Julien Clerc revient sur la scène de Fourvière avec ses nouvelles chansons, tandis que Coralie Clément la foulera pour la première fois : deux générations, une même curiosité musicale.
Après quarante ans de carrière, Julien Clerc affiche un appétit musical toujours vif. Trois années séparent son album triomphal Double enfance - qui avait donné lieu à un tour de chant lors des Nuits de Fourvière 2006 - et son récent Où s’en vont les avions. Depuis la disparition de son parolier Étienne Roda-Gil, Julien Clerc s’est trouvé une nouvelle famille d’auteurs en perpétuelle expansion. Parmi les derniers venus : la première dame Carla Bruni ou l’incorruptible Gérard Manset, mais surtout Benjamin Biolay, officiant aussi en tant que producteur. C’est lui qui a poussé Julien Clerc à remettre le piano au centre de ses compositions. Bien lui en a pris : délicat, subtil, mélancolique, ce nouvel album a un charme entêtant qu’on retrouvera ce soir sur la scène de Fourvière.
Coralie Clément, elle aussi, doit beaucoup à Benjamin Biolay. Par-delà leurs liens familiaux - ils sont frère et soeur - c’est lui qui l’a poussée à chanter.
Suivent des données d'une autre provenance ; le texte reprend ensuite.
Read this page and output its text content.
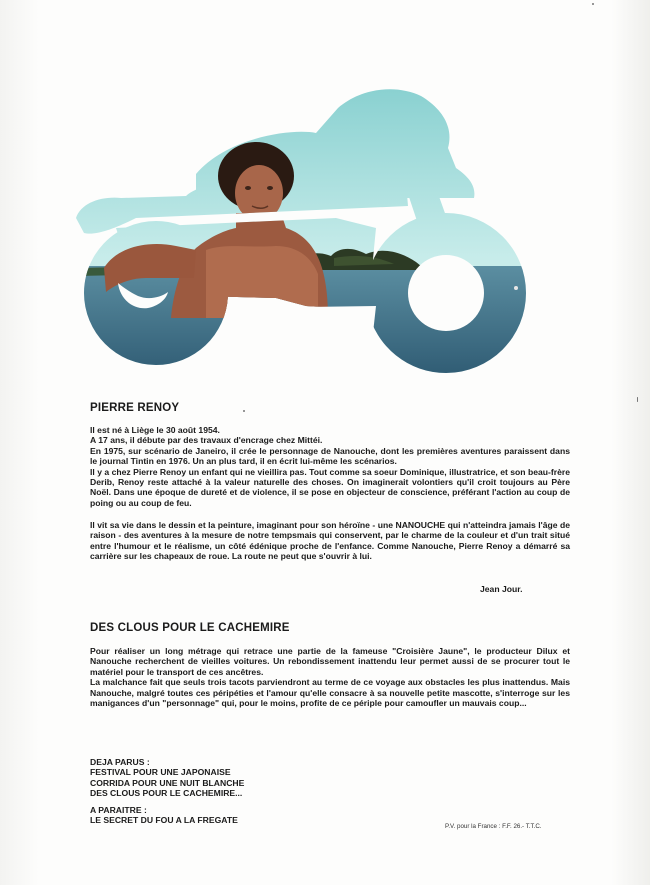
PIERRE RENOY

Il est né à Liège le 30 août 1954.
A 17 ans, il débute par des travaux d'encrage chez Mittéi.
En 1975, sur scénario de Janeiro, il crée le personnage de Nanouche, dont les premières aventures paraissent dans le journal Tintin en 1976. Un an plus tard, il en écrit lui-même les scénarios.
Il y a chez Pierre Renoy un enfant qui ne vieillira pas. Tout comme sa soeur Dominique, illustratrice, et son beau-frère Derib, Renoy reste attaché à la valeur naturelle des choses. On imaginerait volontiers qu'il croit toujours au Père Noël. Dans une époque de dureté et de violence, il se pose en objecteur de conscience, préférant l'action au coup de poing ou au coup de feu.

Il vit sa vie dans le dessin et la peinture, imaginant pour son héroïne - une NANOUCHE qui n'atteindra jamais l'âge de raison - des aventures à la mesure de notre tempsmais qui conservent, par le charme de la couleur et d'un trait situé entre l'humour et le réalisme, un côté édénique proche de l'enfance. Comme Nanouche, Pierre Renoy a démarré sa carrière sur les chapeaux de roue. La route ne peut que s'ouvrir à lui.

Jean Jour.
DES CLOUS POUR LE CACHEMIRE

Pour réaliser un long métrage qui retrace une partie de la fameuse "Croisière Jaune", le producteur Dilux et Nanouche recherchent de vieilles voitures. Un rebondissement inattendu leur permet aussi de se procurer tout le matériel pour le transport de ces ancêtres.
La malchance fait que seuls trois tacots parviendront au terme de ce voyage aux obstacles les plus inattendus. Mais Nanouche, malgré toutes ces péripéties et l'amour qu'elle consacre à sa nouvelle petite mascotte, s'interroge sur les manigances d'un "personnage" qui, pour le moins, profite de ce périple pour camoufler un mauvais coup...

DEJA PARUS :
FESTIVAL POUR UNE JAPONAISE
CORRIDA POUR UNE NUIT BLANCHE
DES CLOUS POUR LE CACHEMIRE...
A PARAITRE :
LE SECRET DU FOU A LA FREGATE
P.V. pour la France : F.F. 26.- T.T.C.
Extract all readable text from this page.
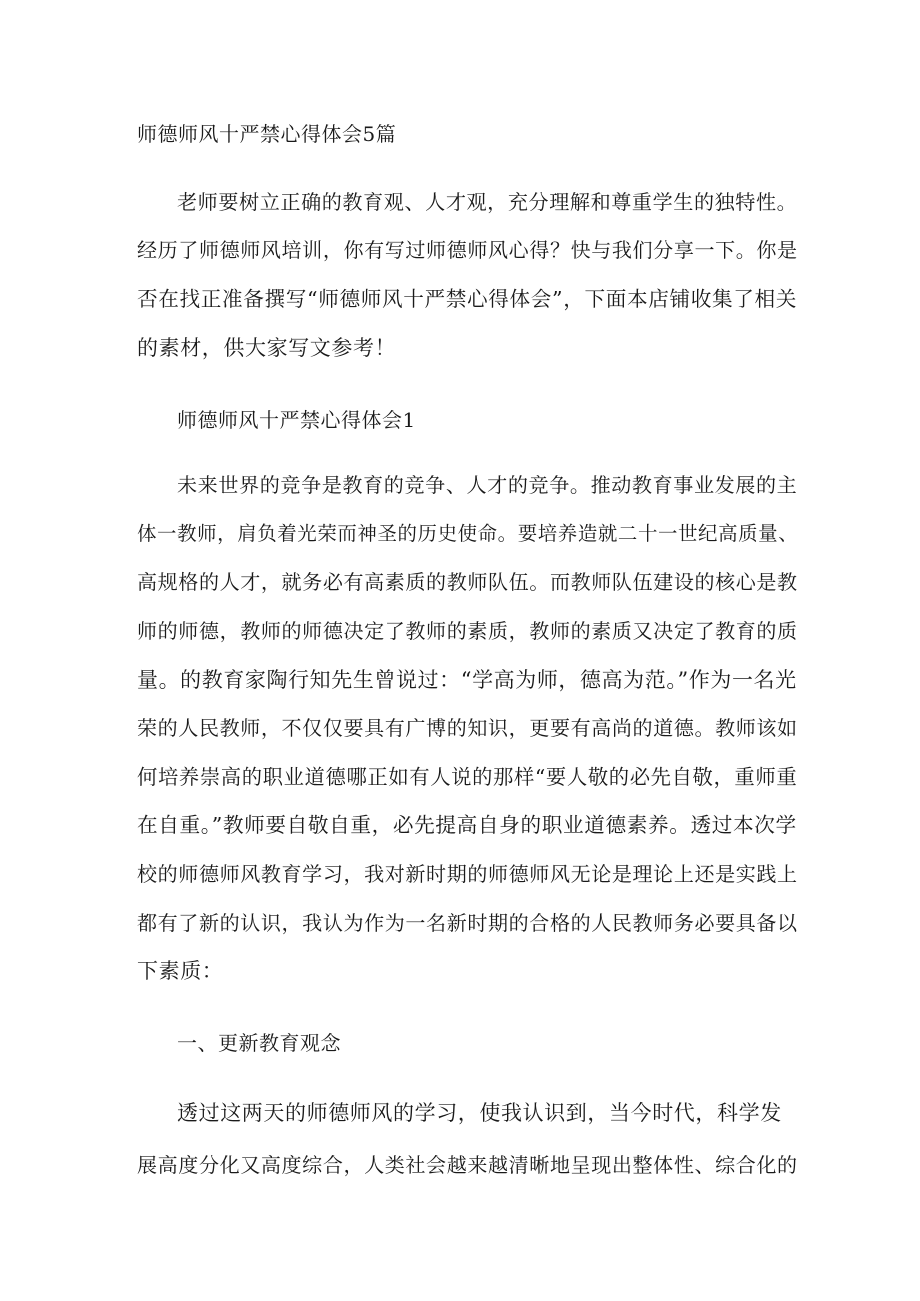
师德师风十严禁心得体会5篇
老师要树立正确的教育观、人才观，充分理解和尊重学生的独特性。
经历了师德师风培训，你有写过师德师风心得？快与我们分享一下。你是
否在找正准备撰写“师德师风十严禁心得体会”，下面本店铺收集了相关
的素材，供大家写文参考！
师德师风十严禁心得体会1
未来世界的竞争是教育的竞争、人才的竞争。推动教育事业发展的主
体一教师，肩负着光荣而神圣的历史使命。要培养造就二十一世纪高质量、
高规格的人才，就务必有高素质的教师队伍。而教师队伍建设的核心是教
师的师德，教师的师德决定了教师的素质，教师的素质又决定了教育的质
量。的教育家陶行知先生曾说过：“学高为师，德高为范。”作为一名光
荣的人民教师，不仅仅要具有广博的知识，更要有高尚的道德。教师该如
何培养崇高的职业道德哪正如有人说的那样“要人敬的必先自敬，重师重
在自重。”教师要自敬自重，必先提高自身的职业道德素养。透过本次学
校的师德师风教育学习，我对新时期的师德师风无论是理论上还是实践上
都有了新的认识，我认为作为一名新时期的合格的人民教师务必要具备以
下素质：
一、更新教育观念
透过这两天的师德师风的学习，使我认识到，当今时代，科学发
展高度分化又高度综合，人类社会越来越清晰地呈现出整体性、综合化的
Il lui a écrit trois albums, reflétant les envies de Coralie : le premier mettait en avant sa voix fraîche et juvénile et la révélait en juste héritière de Françoise Hardy ; le deuxième dévoilait un registre plus rock, conséquence de son enregistrement new-yorkais, notamment en compagnie des Américains de Nada Surf. Pour le troisième, Toystore, c’est un orchestre « d’instruments jouets » dirigé par Biolay qui sert de canevas musical aux nouvelles chansons de Coralie Clément. Projet gonflé et très abouti qui promet une version scénique aussi ludique que séduisante.